I’m a night person, and even I find it difficult to stay awake past 9pm if I’m lying on the couch. It doesn’t even have to be my couch! I’m ashamed to say I’ve fallen asleep on many friends’ couches, too – sometimes mid-conversation. I don’t even remember the last time I saw the end of a movie…
5. You’ll never stop wanting or needing your mum…
This is a fact – especially when you’re sick, sad or injured. Sometimes I just want to go and lie with my head on my mum’s lap like I did when I was a kid, but I’m 33 now, and it would be creepy.
My friend, Nat put it best when she was trying to comfort a little girl recently who was crying out for her mum: “You think I don’t want my mum? I want my mum every second of the day! But as you get older, society tells you it’s weird to talk about it!”
6. Time starts speeding up…
Remember when you were a kid and you used to measure time in “sleeps”? If you were looking forward to something, it used to feel like it took forever for it to roll around…
Now, all you have to do is blink and it’s a new year. I often find myself asking, “What happened to my life?” and actually meaning it. How did I get to be so old?
Enjoy your youth, kids, because it will be over before you know it.
7. On the plus side, FREEDOM…
One of the only good things about being an adult is that you don’t have anybody telling you what to do. You know, other than the police, your boss and maybe the government…
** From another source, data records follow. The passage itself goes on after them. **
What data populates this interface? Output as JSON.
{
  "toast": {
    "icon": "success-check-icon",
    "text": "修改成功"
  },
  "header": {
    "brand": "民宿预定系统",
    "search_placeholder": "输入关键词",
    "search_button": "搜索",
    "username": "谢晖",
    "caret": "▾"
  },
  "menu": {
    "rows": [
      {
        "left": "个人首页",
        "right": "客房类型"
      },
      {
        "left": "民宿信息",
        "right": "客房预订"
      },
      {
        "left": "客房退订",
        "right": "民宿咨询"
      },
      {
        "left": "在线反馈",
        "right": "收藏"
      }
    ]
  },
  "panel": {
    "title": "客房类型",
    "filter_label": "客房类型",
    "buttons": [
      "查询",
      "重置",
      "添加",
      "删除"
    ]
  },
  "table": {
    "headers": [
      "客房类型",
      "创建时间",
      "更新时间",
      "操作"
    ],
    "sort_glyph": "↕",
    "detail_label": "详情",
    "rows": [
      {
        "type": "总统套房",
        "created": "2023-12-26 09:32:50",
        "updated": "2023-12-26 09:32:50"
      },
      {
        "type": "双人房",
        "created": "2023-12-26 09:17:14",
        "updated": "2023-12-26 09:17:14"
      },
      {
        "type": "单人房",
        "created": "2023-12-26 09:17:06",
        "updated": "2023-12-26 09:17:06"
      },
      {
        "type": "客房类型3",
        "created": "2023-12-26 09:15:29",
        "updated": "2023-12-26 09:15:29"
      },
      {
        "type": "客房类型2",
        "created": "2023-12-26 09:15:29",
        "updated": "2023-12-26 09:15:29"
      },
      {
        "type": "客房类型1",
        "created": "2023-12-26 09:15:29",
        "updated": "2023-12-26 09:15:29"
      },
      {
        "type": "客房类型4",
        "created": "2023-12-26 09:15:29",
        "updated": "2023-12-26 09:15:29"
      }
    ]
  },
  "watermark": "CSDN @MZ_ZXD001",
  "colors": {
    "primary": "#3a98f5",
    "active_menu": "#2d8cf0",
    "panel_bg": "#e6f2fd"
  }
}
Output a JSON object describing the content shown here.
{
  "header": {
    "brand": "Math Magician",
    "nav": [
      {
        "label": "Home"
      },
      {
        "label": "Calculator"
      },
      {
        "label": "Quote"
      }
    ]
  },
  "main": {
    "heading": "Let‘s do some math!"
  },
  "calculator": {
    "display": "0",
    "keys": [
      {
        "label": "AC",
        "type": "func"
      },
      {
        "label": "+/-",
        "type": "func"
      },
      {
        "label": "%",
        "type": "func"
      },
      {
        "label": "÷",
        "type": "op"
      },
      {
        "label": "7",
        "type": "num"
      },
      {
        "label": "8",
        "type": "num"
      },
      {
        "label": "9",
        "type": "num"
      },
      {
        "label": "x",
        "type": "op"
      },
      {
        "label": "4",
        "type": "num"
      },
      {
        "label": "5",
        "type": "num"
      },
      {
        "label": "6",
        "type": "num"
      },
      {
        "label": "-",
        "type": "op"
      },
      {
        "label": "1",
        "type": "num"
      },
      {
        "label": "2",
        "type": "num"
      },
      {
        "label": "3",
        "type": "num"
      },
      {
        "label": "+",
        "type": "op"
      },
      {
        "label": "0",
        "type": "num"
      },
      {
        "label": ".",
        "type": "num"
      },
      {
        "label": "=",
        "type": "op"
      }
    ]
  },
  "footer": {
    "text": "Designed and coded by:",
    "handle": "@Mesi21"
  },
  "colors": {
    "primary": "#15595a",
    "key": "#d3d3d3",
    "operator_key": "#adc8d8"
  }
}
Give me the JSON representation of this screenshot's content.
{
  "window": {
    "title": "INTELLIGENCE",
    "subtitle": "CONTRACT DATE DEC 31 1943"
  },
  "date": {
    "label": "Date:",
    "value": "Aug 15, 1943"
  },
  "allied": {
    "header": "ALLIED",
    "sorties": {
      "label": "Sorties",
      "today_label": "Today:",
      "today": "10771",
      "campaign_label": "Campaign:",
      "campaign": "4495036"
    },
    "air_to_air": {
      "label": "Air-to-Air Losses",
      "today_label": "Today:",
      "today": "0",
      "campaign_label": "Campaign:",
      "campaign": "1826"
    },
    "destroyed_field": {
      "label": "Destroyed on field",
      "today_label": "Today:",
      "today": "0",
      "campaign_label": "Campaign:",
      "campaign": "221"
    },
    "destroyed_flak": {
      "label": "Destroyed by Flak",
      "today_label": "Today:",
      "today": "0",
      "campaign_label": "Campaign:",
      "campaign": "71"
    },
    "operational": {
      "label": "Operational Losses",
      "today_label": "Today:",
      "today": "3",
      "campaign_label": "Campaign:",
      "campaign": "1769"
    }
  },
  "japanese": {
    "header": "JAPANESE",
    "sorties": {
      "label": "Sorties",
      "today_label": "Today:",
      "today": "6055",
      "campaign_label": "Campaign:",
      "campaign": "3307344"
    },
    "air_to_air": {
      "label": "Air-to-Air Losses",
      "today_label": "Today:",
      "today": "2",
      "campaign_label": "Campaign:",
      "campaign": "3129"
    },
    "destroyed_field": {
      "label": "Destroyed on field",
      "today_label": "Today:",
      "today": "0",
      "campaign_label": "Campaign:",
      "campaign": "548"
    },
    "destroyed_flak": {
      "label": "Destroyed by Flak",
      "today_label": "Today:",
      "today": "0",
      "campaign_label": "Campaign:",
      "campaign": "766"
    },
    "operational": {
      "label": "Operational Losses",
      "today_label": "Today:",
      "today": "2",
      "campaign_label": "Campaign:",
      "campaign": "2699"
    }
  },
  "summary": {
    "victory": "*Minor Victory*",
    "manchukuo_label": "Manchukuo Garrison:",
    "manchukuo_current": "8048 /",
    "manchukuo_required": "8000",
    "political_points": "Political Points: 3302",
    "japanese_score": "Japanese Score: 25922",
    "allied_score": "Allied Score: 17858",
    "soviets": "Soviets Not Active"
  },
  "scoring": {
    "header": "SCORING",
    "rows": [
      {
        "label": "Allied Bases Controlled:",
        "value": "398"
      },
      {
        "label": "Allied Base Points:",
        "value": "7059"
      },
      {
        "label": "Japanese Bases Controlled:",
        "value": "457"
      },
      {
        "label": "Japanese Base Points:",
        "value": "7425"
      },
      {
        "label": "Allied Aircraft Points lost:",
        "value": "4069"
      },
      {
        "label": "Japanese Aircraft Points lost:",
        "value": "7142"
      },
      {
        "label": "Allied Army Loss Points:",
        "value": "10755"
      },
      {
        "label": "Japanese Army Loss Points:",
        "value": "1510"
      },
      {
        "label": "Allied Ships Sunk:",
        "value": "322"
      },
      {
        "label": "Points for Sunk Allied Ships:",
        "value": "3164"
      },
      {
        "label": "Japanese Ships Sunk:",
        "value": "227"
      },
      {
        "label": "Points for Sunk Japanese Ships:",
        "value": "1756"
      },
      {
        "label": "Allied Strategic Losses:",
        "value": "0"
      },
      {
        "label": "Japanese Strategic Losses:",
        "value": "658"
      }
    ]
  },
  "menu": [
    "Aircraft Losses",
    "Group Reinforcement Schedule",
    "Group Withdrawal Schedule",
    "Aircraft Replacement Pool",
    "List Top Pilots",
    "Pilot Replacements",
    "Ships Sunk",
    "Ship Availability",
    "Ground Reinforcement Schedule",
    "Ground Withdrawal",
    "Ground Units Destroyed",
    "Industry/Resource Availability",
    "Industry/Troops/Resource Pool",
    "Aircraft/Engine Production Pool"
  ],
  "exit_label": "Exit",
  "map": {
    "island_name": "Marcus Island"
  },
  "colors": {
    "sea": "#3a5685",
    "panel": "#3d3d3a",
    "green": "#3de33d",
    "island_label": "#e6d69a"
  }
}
You can eat whatever you like, go wherever you like and do whatever you like when you get there. It’s called freedom and it tastes so good!
8. Working sucks…
Let’s be honest here – nobody likes going to work. Even if you love what you do, can you honestly say it’s better than a holiday or eating chips on the couch? That’s what I thought.
Unfortunately, most of us will find ourselves working five days a week with just a few weeks off each year. You’ll probably do this until you’re too old to really enjoy life anymore. And don’t even get me started on that whole work/life balance bullshit! That’s a nice idea.
Given the facts I have laid out in front of you, my advice is to find a job you love to at least make it bearable.
9. The money helps though…
While working may suck, having money definitely doesn’t.
Unfortunately, a lot of this money will be sucked up by bills and taxes (see three), but whatever money you do manage to save will help buy you freedom (see seven).
It’s like Johnny Depp once said: “Money doesn’t buy you happiness, but it buys you a big enough yacht to sail right up to it.” I can’t afford a big ass yacht, but I think I know what he’s talking about.
10. The first time someone refers to you as “lady” is terrifying…
Especially if you’re a man. Jokes aside though, I can still pinpoint exactly when and where this first happened – I was leaving a restaurant in Boston in 2011, and a father told his young son to “Look out for the lady.” After a quick look around, I realised he was talking about me.
It was horrifying! Up until that point, I’d only ever been referred to as “girl” or “young lady”. In that moment, my whole life flashed before my eyes.
11. Your appearance changes…
I first noticed lines forming around my eyes when I was 25. When I was 27, I found my first grey hair. At 30, I realised my clothes still fit me, but they just sat differently… And let me tell you, it doesn’t get any better from here on out.
You may think the changes stop after puberty. LIES!
12. You have to work extra hard to maintain that childhood innocence…
I don’t think anybody should grow up. Not really, anyway… Life can beat you down sometimes, and let’s face it, none of us are getting out of here alive, so we may as well make the most of it, have all the fun we can, and laugh often.
The late and great Robin Williams once said: “You’re only given a little spark of madness. You mustn’t lose it.”
Always try to see the world through the simplicity of a child’s eyes and you’ll never be disappointed with life.